Cleveland - Activities
Enjoy a game with the world's best sports fans. Cleveland is home to the longest span of sold out baseball games (5 consecutive seasons in the late 1990s), the largest major league baseball attendance (72,086 on 8/9/1981) and the birthplace of Monday Night Football (9/21/1970). But given its storied sports past coupled with its weathered but dedicated fan base, ESPN named Cleveland the "Most Tortured Sports City". Terms like The Drive, The Fumble, The Shot, 2 More Outs will ring in the ears of Cleveland Sports Fans for generations to come. Win or lose, Clevelanders (obviously) just love sports.
• Baseball. MLB: Cleveland Indians. Many consider Jacobs' Field ("The Jake") the gem of the American League (per Travel World International Magazine).
• Basketball. NBA: Cleveland Cavaliers. Home to the "King of the NBA", LeBron "King" James.
• Football. NFL: Cleveland Browns. Someone tried to take away this Football town's pride and joy. But the Browns didn't go to the birds, they're right back in BrownsTown.
• Hockey. AHL: Cleveland Barons. The NHL has been flirting with Cleveland since the original NHL Barons were merged into the Stars. In the meantime, we've been watching exciting minor league hockey.
• Soccer. MISL: Cleveland Force. Indoor Soccer has never experienced more success or attendance than in Cleveland. "May the Force be with you."
• College. Horizon League: Cleveland State University.
• No "mistake" about it! - Lake Erie. The shallowest and warmest Great Lake (with the most vibrant fishery) defines Cleveland's north border and provides many opportunities for boating, fishing, swimming and walks. Cleveland boasts more miles of shoreline than any other city in the world, providing enjoyment from before Memorial Day to past Labor Day for boaters, fishermen and beach bums. Sailers, boaters, waverunners and jet skiers enjoy the lake with marinas, piers and boat launches available all along America's North Coast. Fishing is popular more than three seasons of the year with healthy populations of Walleye and Perch in Lake Erie. In the late fall and early winter, anglers pursue steelhead trout in the many rivers feeding Lake Erie up through Northeast Ohio and into Pennsylvania and Western New York.
• Historically nicknamed the "Forest City" (due to a famous description of a highly sophisticated society amid a heavily forested environment in Alexis DeTocqueville's "Democracy in America" (1831)), Cleveland is a great place for outdoor activities. If you think Cleveland is just a "rust belt" city, get out to the nearest . The parks form an Emerald Necklace around the Cleveland metropolitan area, so no matter which direction you go from downtown, you're headed toward a park. Biking, horseback riding, jogging and rollerblading are easily accommodated by the miles of trails (paved and unpaved) encircling Cuyahoga County. In the winter, visitors can cross country ski these same trails. Sitting upon the foothills of the Allegheny Mountains, Cleveland also provides downhill skiers with slopes throughout the area.
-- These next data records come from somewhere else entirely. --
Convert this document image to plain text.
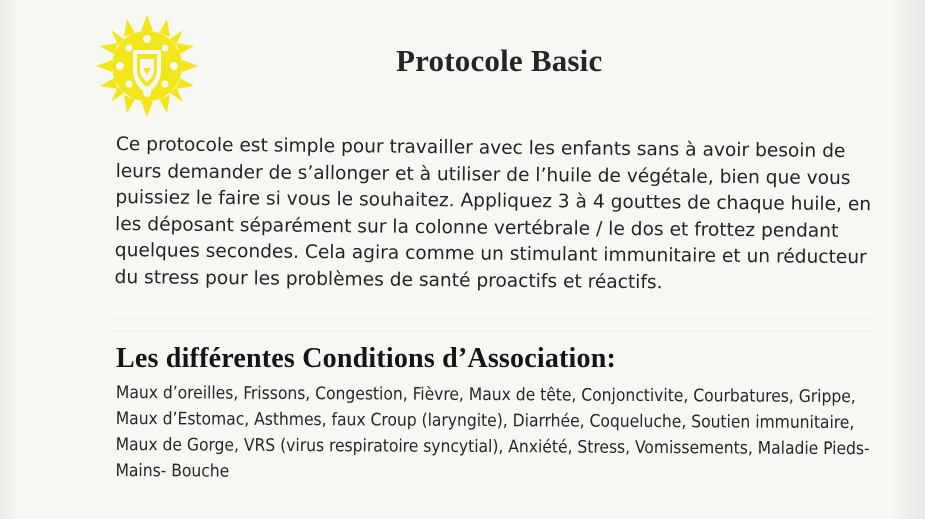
Protocole Basic

Ce protocole est simple pour travailler avec les enfants sans à avoir besoin de leurs demander de s’allonger et à utiliser de l’huile de végétale, bien que vous puissiez le faire si vous le souhaitez. Appliquez 3 à 4 gouttes de chaque huile, en les déposant séparément sur la colonne vertébrale / le dos et frottez pendant quelques secondes. Cela agira comme un stimulant immunitaire et un réducteur du stress pour les problèmes de santé proactifs et réactifs.

Les différentes Conditions d’Association:

Maux d’oreilles, Frissons, Congestion, Fièvre, Maux de tête, Conjonctivite, Courbatures, Grippe, Maux d’Estomac, Asthmes, faux Croup (laryngite), Diarrhée, Coqueluche, Soutien immunitaire, Maux de Gorge, VRS (virus respiratoire syncytial), Anxiété, Stress, Vomissements, Maladie Pieds- Mains- Bouche
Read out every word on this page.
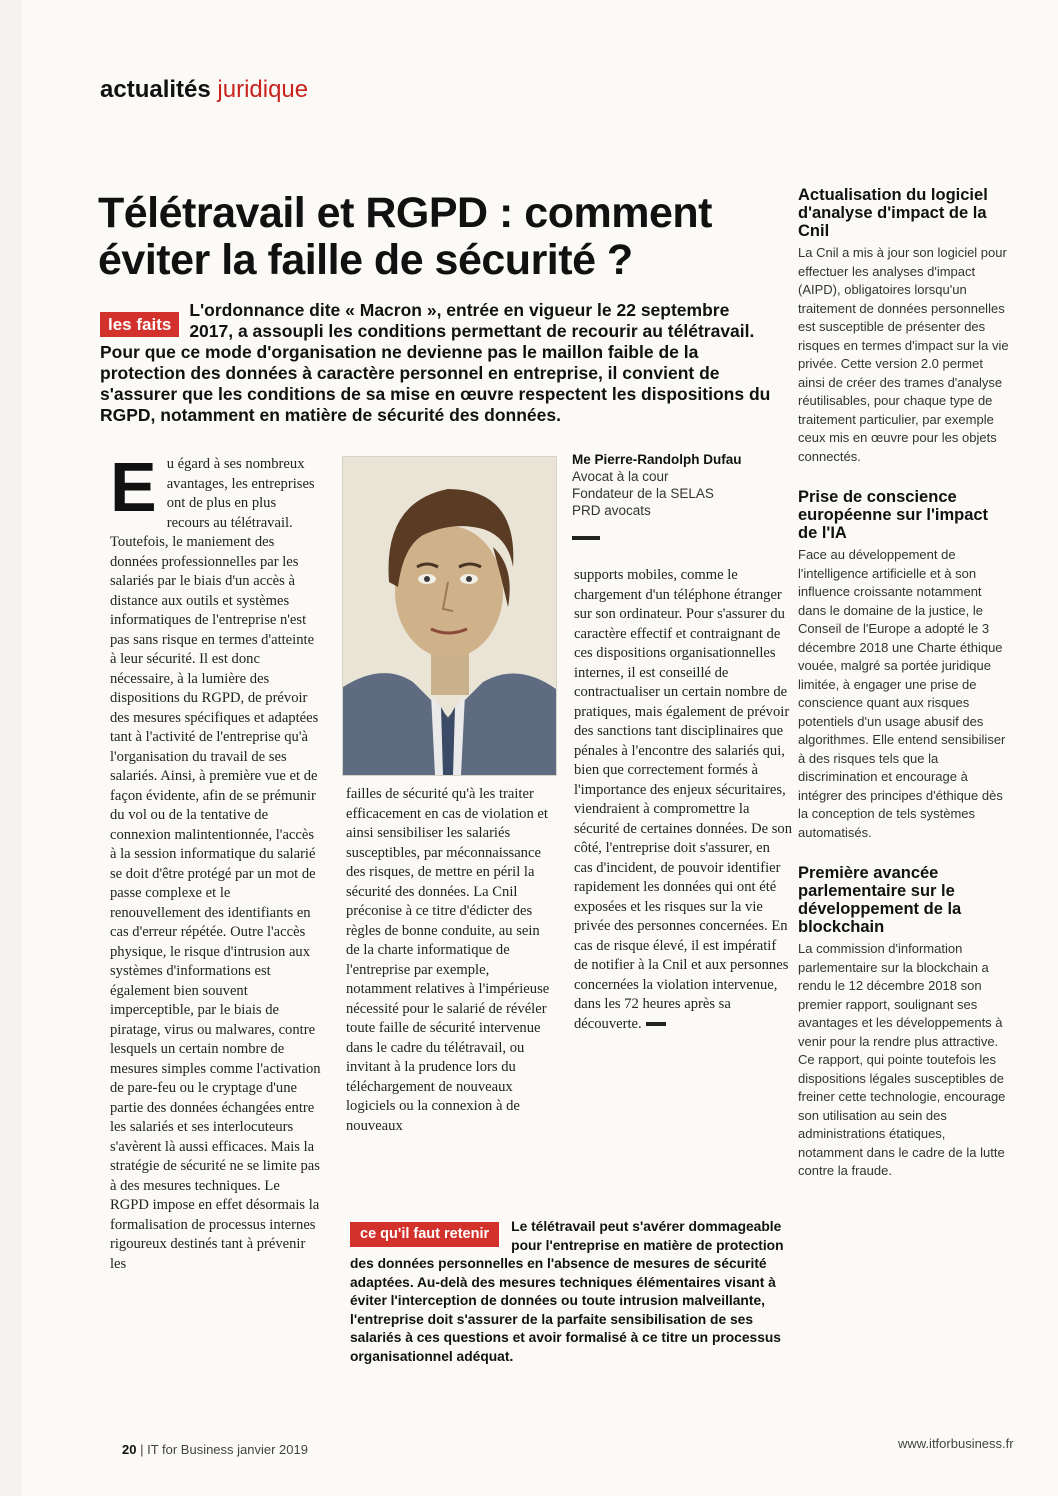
actualités juridique
Télétravail et RGPD : comment éviter la faille de sécurité ?
les faits
L'ordonnance dite « Macron », entrée en vigueur le 22 septembre 2017, a assoupli les conditions permettant de recourir au télétravail. Pour que ce mode d'organisation ne devienne pas le maillon faible de la protection des données à caractère personnel en entreprise, il convient de s'assurer que les conditions de sa mise en œuvre respectent les dispositions du RGPD, notamment en matière de sécurité des données.
E u égard à ses nombreux avantages, les entreprises ont de plus en plus recours au télétravail. Toutefois, le maniement des données professionnelles par les salariés par le biais d'un accès à distance aux outils et systèmes informatiques de l'entreprise n'est pas sans risque en termes d'atteinte à leur sécurité. Il est donc nécessaire, à la lumière des dispositions du RGPD, de prévoir des mesures spécifiques et adaptées tant à l'activité de l'entreprise qu'à l'organisation du travail de ses salariés. Ainsi, à première vue et de façon évidente, afin de se prémunir du vol ou de la tentative de connexion malintentionnée, l'accès à la session informatique du salarié se doit d'être protégé par un mot de passe complexe et le renouvellement des identifiants en cas d'erreur répétée. Outre l'accès physique, le risque d'intrusion aux systèmes d'informations est également bien souvent imperceptible, par le biais de piratage, virus ou malwares, contre lesquels un certain nombre de mesures simples comme l'activation de pare-feu ou le cryptage d'une partie des données échangées entre les salariés et ses interlocuteurs s'avèrent là aussi efficaces. Mais la stratégie de sécurité ne se limite pas à des mesures techniques. Le RGPD impose en effet désormais la formalisation de processus internes rigoureux destinés tant à prévenir les
Me Pierre-Randolph Dufau
Avocat à la cour
Fondateur de la SELAS
PRD avocats
failles de sécurité qu'à les traiter efficacement en cas de violation et ainsi sensibiliser les salariés susceptibles, par méconnaissance des risques, de mettre en péril la sécurité des données. La Cnil préconise à ce titre d'édicter des règles de bonne conduite, au sein de la charte informatique de l'entreprise par exemple, notamment relatives à l'impérieuse nécessité pour le salarié de révéler toute faille de sécurité intervenue dans le cadre du télétravail, ou invitant à la prudence lors du téléchargement de nouveaux logiciels ou la connexion à de nouveaux
supports mobiles, comme le chargement d'un téléphone étranger sur son ordinateur. Pour s'assurer du caractère effectif et contraignant de ces dispositions organisationnelles internes, il est conseillé de contractualiser un certain nombre de pratiques, mais également de prévoir des sanctions tant disciplinaires que pénales à l'encontre des salariés qui, bien que correctement formés à l'importance des enjeux sécuritaires, viendraient à compromettre la sécurité de certaines données. De son côté, l'entreprise doit s'assurer, en cas d'incident, de pouvoir identifier rapidement les données qui ont été exposées et les risques sur la vie privée des personnes concernées. En cas de risque élevé, il est impératif de notifier à la Cnil et aux personnes concernées la violation intervenue, dans les 72 heures après sa découverte.
Actualisation du logiciel d'analyse d'impact de la Cnil

La Cnil a mis à jour son logiciel pour effectuer les analyses d'impact (AIPD), obligatoires lorsqu'un traitement de données personnelles est susceptible de présenter des risques en termes d'impact sur la vie privée. Cette version 2.0 permet ainsi de créer des trames d'analyse réutilisables, pour chaque type de traitement particulier, par exemple ceux mis en œuvre pour les objets connectés.

Prise de conscience européenne sur l'impact de l'IA

Face au développement de l'intelligence artificielle et à son influence croissante notamment dans le domaine de la justice, le Conseil de l'Europe a adopté le 3 décembre 2018 une Charte éthique vouée, malgré sa portée juridique limitée, à engager une prise de conscience quant aux risques potentiels d'un usage abusif des algorithmes. Elle entend sensibiliser à des risques tels que la discrimination et encourage à intégrer des principes d'éthique dès la conception de tels systèmes automatisés.

Première avancée parlementaire sur le développement de la blockchain

La commission d'information parlementaire sur la blockchain a rendu le 12 décembre 2018 son premier rapport, soulignant ses avantages et les développements à venir pour la rendre plus attractive. Ce rapport, qui pointe toutefois les dispositions légales susceptibles de freiner cette technologie, encourage son utilisation au sein des administrations étatiques, notamment dans le cadre de la lutte contre la fraude.

ce qu'il faut retenir	Le télétravail peut s'avérer dommageable pour l'entreprise en matière de protection des données personnelles en l'absence de mesures de sécurité adaptées. Au-delà des mesures techniques élémentaires visant à éviter l'interception de données ou toute intrusion malveillante, l'entreprise doit s'assurer de la parfaite sensibilisation de ses salariés à ces questions et avoir formalisé à ce titre un processus organisationnel adéquat.
20 | IT for Business janvier 2019	www.itforbusiness.fr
• A river winds through it. Rowing crews, canoers and kayakers enjoy the diverse scenery along the Cuyahoga (a Mohawk Native American term, meaning "Crooked River"). The Cuyahoga provides a mosaic of the nightspots of the Flats (dockage available at restaurants and bars), downtown's towers rising up the hill, active industrial remnants of the birthplace of the petroleum and steel industries, pastoral settings and the Ohio and Erie Canal (which in the 1800s provided the connection between the Great Lakes and the Ohio River, ultimately enabling shipping from the Atlantic Ocean (via the St. Lawrence Seaway and the East Coast) to the Gulf of Mexico (via the Ohio and Mississippi Rivers)). The Ohio & Erie Canal has been preserved as a core element of Cuyahoga Valley National Park. In Ohio's only National Park, walk or ride the Canal Towpath, . The National Park starts 8 miles south of downtown and stretches for miles down to Akron. The Towpath extends from Lake Erie in Downtown Cleveland through the southern suburbs past Akron, Canton, New Philadelphia and into rural Bolivar and Historic Zoar.
Not amused by nature? If you prefer to step up the pace, Northeast Ohio offers world-class amusement parks including Cedar Point (1 hour drive to Sandusky), Geauga Lake (just outside of southeastern Cuyahoga County) and Memphis Kiddie Park (in Brooklyn, Ohio), a small but fun park for the little ones (toddlers to pre-teens).